Alla fine anch'io ho ceduto! La tentazione di avere un diario di bordo on line, sul quale avere la libertà di esprimere tutti i miei pensieri senza la minima censura mi ha vinto. Forse perchè secondo me rappresenta una grande forma di vera democrazia, il fatto che io scriva qualcosa a Padova e che quasi in tutto il mondo ognuno può leggere le mie parole è qualcosa che fino a quando sarà possibile vorrà dire che in fondo un pò di libertà rimane. Lo stesso blog lo terrò anche su msn , con gli stessi post, e con un unico grande quanto disinteressato obiettivo: essere libero!

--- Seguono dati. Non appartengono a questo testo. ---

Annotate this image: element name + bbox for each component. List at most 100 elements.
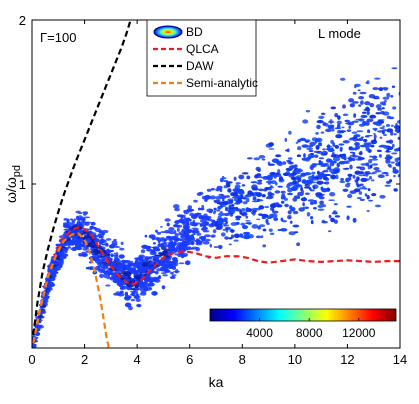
bd-density-blob [330,174,337,180]
bd-density-blob [206,188,212,192]
bd-density-blob [261,216,267,220]
bd-density-blob [269,232,275,235]
bd-density-blob [253,157,260,161]
bd-density-blob [304,186,311,189]
bd-density-blob [271,158,280,163]
bd-density-blob [273,217,279,221]
bd-density-blob [369,164,373,169]
bd-density-blob [103,273,107,279]
bd-density-blob [356,166,362,169]
bd-density-blob [358,156,362,160]
bd-density-blob [359,187,364,190]
bd-density-blob [82,221,87,226]
bd-density-blob [84,221,92,224]
bd-density-blob [223,200,229,206]
bd-density-blob [233,176,237,181]
bd-density-blob [267,186,272,190]
bd-density-blob [269,196,274,199]
bd-density-blob [219,188,223,193]
bd-density-blob [287,192,293,196]
bd-density-blob [266,175,273,181]
bd-density-blob [81,251,87,256]
bd-density-blob [353,134,361,138]
bd-density-blob [203,238,211,242]
bd-density-blob [305,110,311,113]
bd-density-blob [251,200,260,203]
bd-density-blob [168,246,175,252]
bd-density-blob [97,265,100,269]
bd-density-blob [395,162,400,167]
bd-density-blob [313,176,320,179]
bd-density-blob [194,239,201,243]
series-line-daw [32,20,132,336]
bd-density-blob [373,133,376,135]
bd-density-blob [223,223,227,227]
bd-density-blob [371,158,379,161]
bd-density-blob [334,215,340,218]
bd-density-blob [329,192,336,197]
bd-density-blob [241,172,249,175]
bd-density-blob [241,184,246,187]
bd-density-blob [315,145,320,150]
bd-density-blob [82,236,87,241]
bd-density-blob [356,183,360,188]
bd-density-blob [275,154,282,158]
bd-density-blob [317,162,325,166]
bd-density-blob [307,199,315,202]
bd-density-blob [394,129,400,133]
bd-density-blob [390,95,394,98]
bd-density-blob [287,215,292,220]
x-axis-label: ka [209,374,224,390]
bd-density-blob [318,196,325,200]
bd-density-blob [124,266,132,271]
bd-density-blob [366,210,370,212]
bd-density-blob [259,224,266,228]
bd-density-blob [339,130,347,133]
bd-density-blob [47,269,53,273]
bd-density-blob [295,141,299,144]
x-tick-label: 6 [186,352,193,367]
bd-density-blob [243,234,251,240]
bd-density-blob [321,188,328,193]
bd-density-blob [113,239,117,241]
bd-density-blob [139,264,143,269]
bd-density-blob [318,157,325,160]
bd-density-blob [261,158,266,161]
bd-density-blob [67,222,74,225]
bd-density-blob [222,198,225,202]
bd-density-blob [111,254,114,257]
bd-density-blob [286,160,292,162]
bd-density-blob [75,210,81,214]
bd-density-blob [202,221,209,226]
bd-density-blob [268,148,275,150]
bd-density-blob [215,188,221,192]
bd-density-blob [359,198,365,201]
bd-density-blob [352,91,357,95]
bd-density-blob [284,203,289,208]
bd-density-blob [201,215,205,221]
bd-density-blob [320,131,325,134]
bd-density-blob [354,84,357,89]
bd-density-blob [217,206,222,210]
bd-density-blob [322,170,326,173]
bd-density-blob [232,188,240,192]
bd-density-blob [257,179,263,182]
bd-density-blob [369,155,373,158]
bd-density-blob [119,286,125,290]
bd-density-blob [268,142,274,147]
bd-density-blob [334,113,339,118]
bd-density-blob [196,232,202,236]
bd-density-blob [173,204,180,209]
bd-density-blob [391,67,398,70]
x-tick-label: 8 [239,352,246,367]
bd-density-blob [290,176,297,181]
bd-density-blob [93,248,99,253]
bd-density-blob [339,180,346,184]
bd-density-blob [186,221,190,226]
bd-density-blob [386,128,394,133]
bd-density-blob [380,110,385,115]
bd-density-blob [305,140,310,143]
colorbar: 4000 8000 12000 [209,308,397,340]
bd-density-blob [75,244,78,249]
bd-density-blob [229,212,234,217]
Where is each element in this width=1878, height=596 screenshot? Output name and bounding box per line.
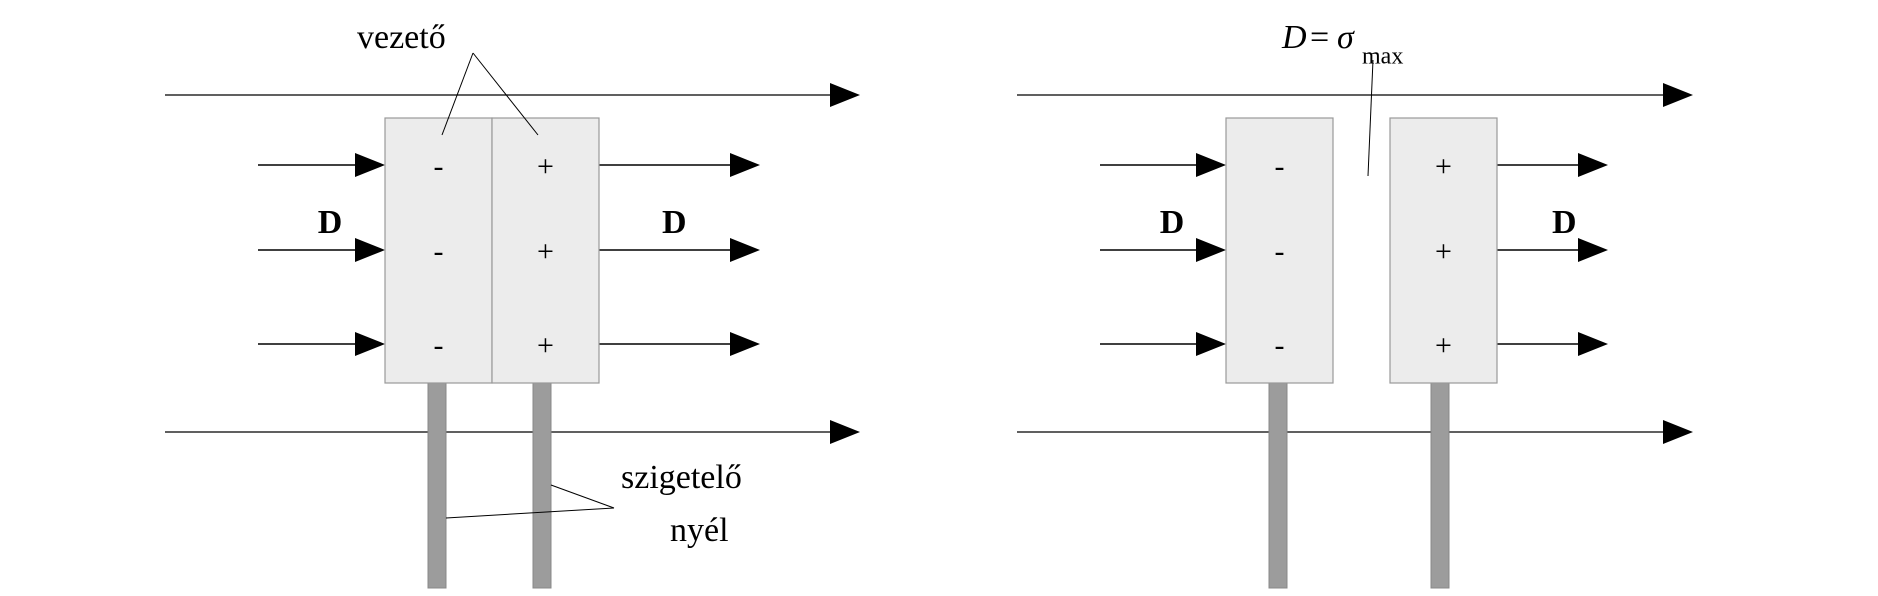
leader-line <box>446 508 614 518</box>
label-D-eq-sigma-max: D=σmax <box>1281 19 1403 70</box>
arrowhead <box>355 153 385 177</box>
minus-sign: - <box>434 329 444 362</box>
handle-left <box>428 383 446 588</box>
handle-left <box>1269 383 1287 588</box>
minus-sign: - <box>1275 150 1285 183</box>
plus-sign: + <box>1435 329 1452 362</box>
minus-sign: - <box>434 235 444 268</box>
arrowhead <box>830 420 860 444</box>
plus-sign: + <box>537 150 554 183</box>
plus-sign: + <box>1435 150 1452 183</box>
leader-line <box>551 485 614 508</box>
D-left-label: D <box>1160 204 1185 241</box>
handle-right <box>533 383 551 588</box>
arrowhead <box>1663 83 1693 107</box>
arrowhead <box>1578 332 1608 356</box>
eq-sub-max: max <box>1362 44 1403 70</box>
arrowhead <box>1196 332 1226 356</box>
label-nyel: nyél <box>670 512 729 549</box>
arrowhead <box>1196 153 1226 177</box>
arrowhead <box>1196 238 1226 262</box>
arrowhead <box>355 332 385 356</box>
arrowhead <box>1578 153 1608 177</box>
arrowhead <box>730 238 760 262</box>
leader-line <box>1368 60 1373 176</box>
arrowhead <box>830 83 860 107</box>
label-vezeto: vezető <box>357 19 446 56</box>
D-right-label: D <box>1552 204 1577 241</box>
plus-sign: + <box>537 235 554 268</box>
plus-sign: + <box>537 329 554 362</box>
minus-sign: - <box>1275 235 1285 268</box>
D-left-label: D <box>318 204 343 241</box>
D-right-label: D <box>662 204 687 241</box>
arrowhead <box>355 238 385 262</box>
eq-equals: = <box>1310 19 1329 56</box>
arrowhead <box>730 153 760 177</box>
handle-right <box>1431 383 1449 588</box>
plus-sign: + <box>1435 235 1452 268</box>
eq-D: D <box>1281 19 1307 56</box>
minus-sign: - <box>1275 329 1285 362</box>
label-szigetelo: szigetelő <box>621 459 742 496</box>
arrowhead <box>730 332 760 356</box>
eq-sigma: σ <box>1337 19 1355 56</box>
arrowhead <box>1578 238 1608 262</box>
arrowhead <box>1663 420 1693 444</box>
minus-sign: - <box>434 150 444 183</box>
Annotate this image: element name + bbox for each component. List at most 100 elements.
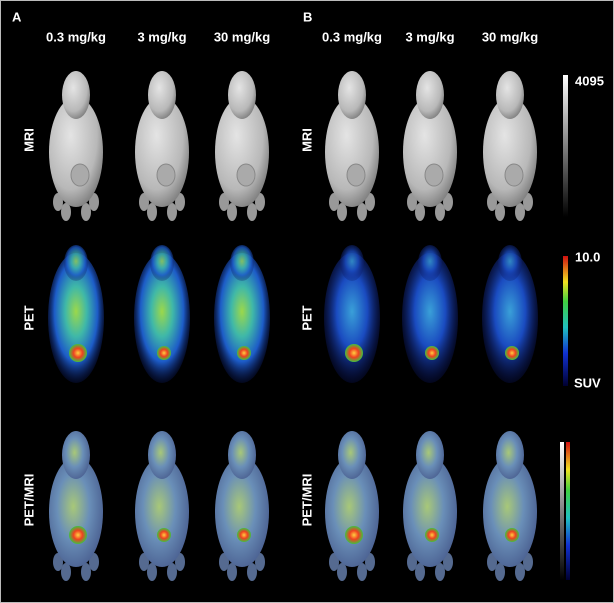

Credo che a questo punto sia utile magari dire qualcosa di me, giusto per non essere il solito anonimo con un nick effimero (Benny Calasanzio è il mio vero nome!)
Sono nato e ho vissuto per 20 anni in Sicilia, a Santa Margherita di Belice, piccolo paesino dell'agrigentino. Ho frequentato il liceo scientifico e dopo aver fatto il pre-esame per Scienze della Comunicazione a Padova ed essermi classificato tra il primi 200 (40°) mi sono trasferito in questa città davvero bella! Nella vita ho fatto tante di quelle cose che scriverle sarebbe un inizio senza una fine...
Sono politicamente schierato, ma in modo critico, a sinsitra, conduco una lotta personale e di principio sul tema della giustizia contro Silvio Berlusconi e sostengo che i pregiudicati non debbano sfiorare ambiti politici. Studio per diventare un giornalista, nel frattempo ho scritto su un giornale siciliano articoli critici verso lo sperpero di denaro pubblico da parte delle amminsitrazioni pubbliche e tematiche sociali. Ogni tanto li inserirò in qualche post.
Credo che questo per adesso possa bastare.
Ah.... dimenticavo... grazie a coloro i quali perderanno qualche minuto del loro tempo a leggere le mie parole, perchè credo sia qualcosa di molto piacevole raggiungere con le proprie parole persone sconosciute e sparse per il mondo!